細心の注意を払って先に感じる明るさの元へ出る。
光源は窓からのもので今が陽が射す時間であることを告げている。
そして体の痛みはない。たが、それは生々しい記憶となって甦る。
研次はゴキブリとして早くも2回の死と再生を経験し、今の自分に安らかな最期などなく、生死を繰り返すことを確信した。
『・・またリセットか・・せっかく頑張ったってのになんだよ!何をやろうが殺されるに決まってるじゃないか!クソ!どうしろってんだ!?』
確かにほとんどの人間はゴキブリに別格の嫌悪感を抱くが、もし研次が他の、住宅に現れるようなものに転生したとしても結果には大差ないだろう。蛾、蟻、蚊、蠅、カメムシ、蜂、蝉、正しくは昆虫ではないが蜘蛛も含めたとして虫の苦手な女性が喜んで受け入れるはずなどなく、駆除されるのは避けられない。
百歩譲ってそれが研次であると察しても真知子にとって彼は既に唾棄すべき者となっている。

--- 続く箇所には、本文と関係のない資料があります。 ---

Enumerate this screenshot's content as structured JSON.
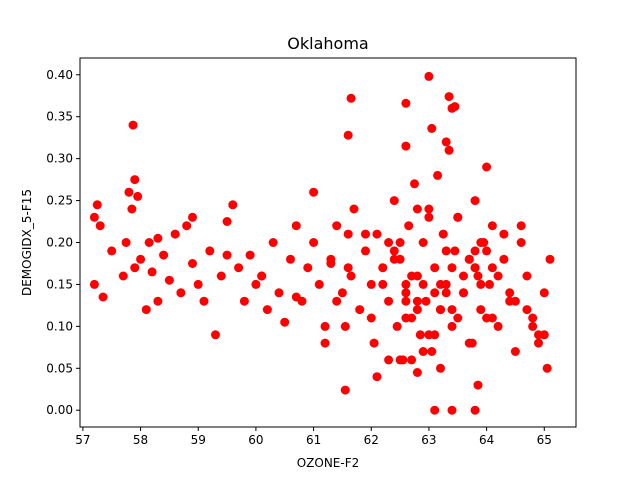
{
  "chart_data": {
    "type": "scatter",
    "title": "Oklahoma",
    "xlabel": "OZONE-F2",
    "ylabel": "DEMOGIDX_5-F15",
    "xlim": [
      56.95,
      65.55
    ],
    "ylim": [
      -0.02,
      0.42
    ],
    "xticks": [
      "57",
      "58",
      "59",
      "60",
      "61",
      "62",
      "63",
      "64",
      "65"
    ],
    "yticks": [
      "0.00",
      "0.05",
      "0.10",
      "0.15",
      "0.20",
      "0.25",
      "0.30",
      "0.35",
      "0.40"
    ],
    "grid": false,
    "legend": "none",
    "marker_color": "#ff0000",
    "x": [
      57.2,
      57.25,
      57.3,
      57.35,
      57.5,
      57.7,
      57.75,
      57.8,
      57.85,
      57.9,
      57.95,
      58.0,
      58.1,
      58.15,
      58.2,
      58.3,
      58.4,
      58.5,
      58.6,
      58.7,
      58.8,
      58.9,
      59.0,
      59.1,
      59.2,
      59.3,
      59.4,
      59.5,
      59.6,
      59.7,
      59.8,
      59.9,
      60.0,
      60.1,
      60.2,
      60.3,
      60.4,
      60.5,
      60.6,
      60.7,
      60.8,
      60.9,
      61.0,
      61.1,
      61.2,
      61.3,
      61.4,
      61.5,
      61.55,
      61.6,
      61.65,
      61.7,
      61.8,
      61.9,
      62.0,
      62.05,
      62.1,
      62.2,
      62.3,
      62.4,
      62.45,
      62.5,
      62.55,
      62.6,
      62.65,
      62.7,
      62.75,
      62.8,
      62.85,
      62.9,
      62.95,
      63.0,
      63.05,
      63.1,
      63.15,
      63.2,
      63.25,
      63.3,
      63.35,
      63.4,
      63.45,
      63.5,
      63.6,
      63.7,
      63.75,
      63.8,
      63.85,
      63.9,
      63.95,
      64.0,
      64.05,
      64.1,
      64.2,
      64.3,
      64.4,
      64.5,
      64.6,
      64.7,
      64.8,
      64.9,
      65.0,
      65.05,
      65.1,
      57.2,
      57.9,
      58.3,
      58.9,
      59.5,
      60.1,
      60.7,
      61.3,
      61.9,
      62.4,
      62.6,
      62.8,
      63.0,
      63.2,
      63.4,
      63.6,
      63.8,
      64.0,
      64.2,
      64.5,
      64.8,
      65.0,
      62.3,
      62.7,
      63.1,
      63.5,
      63.9,
      64.1,
      62.5,
      62.9,
      63.3,
      63.7,
      64.3,
      61.4,
      61.2,
      62.2,
      62.6,
      63.0,
      63.4,
      63.8,
      64.6,
      62.1,
      62.4,
      62.8,
      63.2,
      63.6,
      64.0,
      64.4,
      62.0,
      62.3,
      62.7,
      63.1,
      63.5,
      63.9,
      64.7,
      61.0,
      61.6,
      62.6,
      62.9,
      63.3,
      63.7,
      64.1,
      64.9,
      62.5,
      62.8,
      63.2,
      63.8,
      57.87,
      61.65,
      61.6,
      62.6,
      62.6,
      63.0,
      63.35,
      63.4,
      63.45,
      63.05,
      63.3,
      63.4,
      63.8,
      61.55,
      63.1,
      62.8,
      63.85
    ],
    "y": [
      0.23,
      0.245,
      0.22,
      0.135,
      0.19,
      0.16,
      0.2,
      0.26,
      0.24,
      0.17,
      0.255,
      0.18,
      0.12,
      0.2,
      0.165,
      0.13,
      0.185,
      0.155,
      0.21,
      0.14,
      0.22,
      0.175,
      0.15,
      0.13,
      0.19,
      0.09,
      0.16,
      0.225,
      0.245,
      0.17,
      0.13,
      0.185,
      0.15,
      0.16,
      0.12,
      0.2,
      0.14,
      0.105,
      0.18,
      0.22,
      0.13,
      0.17,
      0.2,
      0.15,
      0.08,
      0.18,
      0.22,
      0.14,
      0.1,
      0.21,
      0.16,
      0.24,
      0.12,
      0.19,
      0.15,
      0.08,
      0.21,
      0.17,
      0.13,
      0.25,
      0.1,
      0.18,
      0.06,
      0.14,
      0.22,
      0.11,
      0.27,
      0.16,
      0.09,
      0.2,
      0.13,
      0.24,
      0.07,
      0.17,
      0.28,
      0.12,
      0.21,
      0.15,
      0.31,
      0.1,
      0.19,
      0.23,
      0.14,
      0.18,
      0.08,
      0.25,
      0.16,
      0.12,
      0.2,
      0.29,
      0.15,
      0.22,
      0.1,
      0.18,
      0.13,
      0.07,
      0.2,
      0.16,
      0.11,
      0.08,
      0.14,
      0.05,
      0.18,
      0.15,
      0.275,
      0.205,
      0.23,
      0.185,
      0.16,
      0.135,
      0.175,
      0.21,
      0.19,
      0.15,
      0.12,
      0.23,
      0.12,
      0.17,
      0.14,
      0.19,
      0.11,
      0.16,
      0.13,
      0.1,
      0.09,
      0.06,
      0.16,
      0.14,
      0.11,
      0.2,
      0.17,
      0.06,
      0.15,
      0.19,
      0.08,
      0.21,
      0.13,
      0.1,
      0.15,
      0.11,
      0.09,
      0.12,
      0.17,
      0.22,
      0.04,
      0.18,
      0.13,
      0.05,
      0.16,
      0.19,
      0.14,
      0.11,
      0.2,
      0.06,
      0.09,
      0.23,
      0.15,
      0.12,
      0.26,
      0.17,
      0.13,
      0.07,
      0.14,
      0.18,
      0.11,
      0.09,
      0.2,
      0.24,
      0.15,
      0.17,
      0.34,
      0.372,
      0.328,
      0.366,
      0.315,
      0.398,
      0.374,
      0.36,
      0.362,
      0.336,
      0.32,
      0.0,
      0.0,
      0.024,
      0.0,
      0.045,
      0.03
    ]
  }
}
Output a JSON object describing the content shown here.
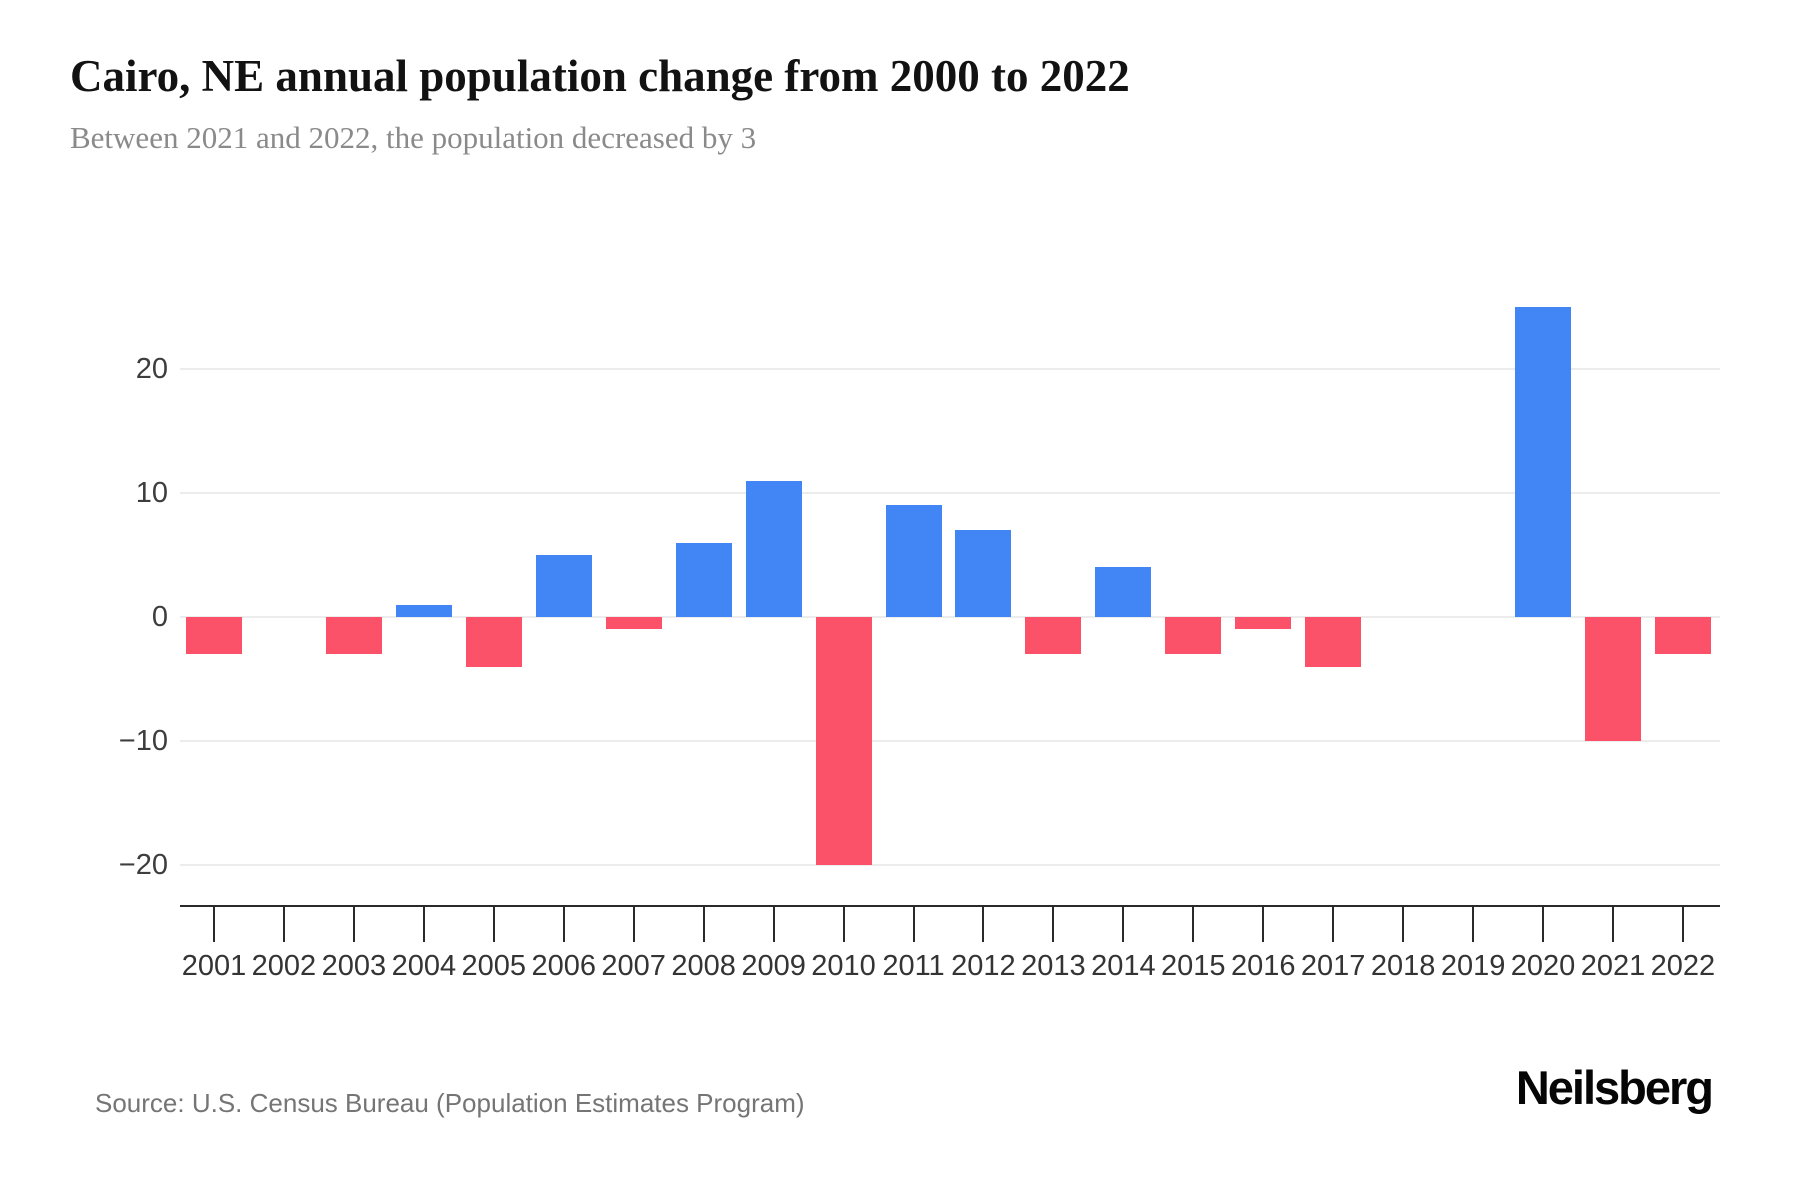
{
  "header": {
    "title": "Cairo, NE annual population change from 2000 to 2022",
    "subtitle": "Between 2021 and 2022, the population decreased by 3"
  },
  "chart_data": {
    "type": "bar",
    "title": "Cairo, NE annual population change from 2000 to 2022",
    "subtitle": "Between 2021 and 2022, the population decreased by 3",
    "categories": [
      "2001",
      "2002",
      "2003",
      "2004",
      "2005",
      "2006",
      "2007",
      "2008",
      "2009",
      "2010",
      "2011",
      "2012",
      "2013",
      "2014",
      "2015",
      "2016",
      "2017",
      "2018",
      "2019",
      "2020",
      "2021",
      "2022"
    ],
    "values": [
      -3,
      0,
      -3,
      1,
      -4,
      5,
      -1,
      6,
      11,
      -20,
      9,
      7,
      -3,
      4,
      -3,
      -1,
      -4,
      0,
      0,
      25,
      -10,
      -3
    ],
    "xlabel": "",
    "ylabel": "",
    "yticks": [
      20,
      10,
      0,
      -10,
      -20
    ],
    "ylim": [
      -20,
      25
    ],
    "grid": "horizontal",
    "legend": "none",
    "positive_color": "#4285f4",
    "negative_color": "#fb5169",
    "gridline_color": "#ececec",
    "axis_color": "#2a2a2a",
    "tick_label_color": "#3d3d3d"
  },
  "footer": {
    "source": "Source: U.S. Census Bureau (Population Estimates Program)",
    "brand": "Neilsberg"
  }
}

そして現世に戻った現在、研次が自ら命を絶ってから半年が経過していることも彼は知らない。
惨劇の翌日、出社も連絡もない研次は部下によりすぐに変わり果てた姿を発見された。
就寝中だった真知子は刑事に叩き起こされ、被害者であるにも拘わらず執拗に取り調べを受けた。
寝耳に水の話を向けられ、驚く間もなく研次との関係や彼の妻の殺害の示唆を疑われ、ねちねちとした質問に同じことをうんざりするほど説明した。
喫驚と図らずも人の死の原因になってしまった失望、それを看破できなかった見る目のない自分の不甲斐なさは自己嫌悪となって彼女は一時期ひどく落胆した。
そのなかで幸いだったのは美智枝の父も躍起になって真知子を探そうとしたが警察の調査から悪徳な会社経営も露見し、 逮捕に至ったことと妹の亜紀の存在だった。
幼い頃から姉妹は仲が良く、大人になった今でも彼女達の間に隠し事はない。
真知子もこの件だけは墓場まで持って行こうかと思案したが何事かに悩む姉を看過せず、我が事のようにそれを案ずる妹に真知子はすべてを打ち明けた。
それを亜紀は涙を流してその告白に感謝し、精一杯の言葉で真知子を励ました。
更に亜紀は地元で勤める会社に連絡し、無理矢理有給を取ると上京して真知子の生活をフォローし、時間が許す限り彼女を色々な所へ連れ出した。
真知子の心の傷は未だ完全には癒えていないが亜紀のおかげでそれは随分薄らいだ。
この一件で彼女の男に対するガードは固くなったが心の芯と妹との絆はより強いものとなった。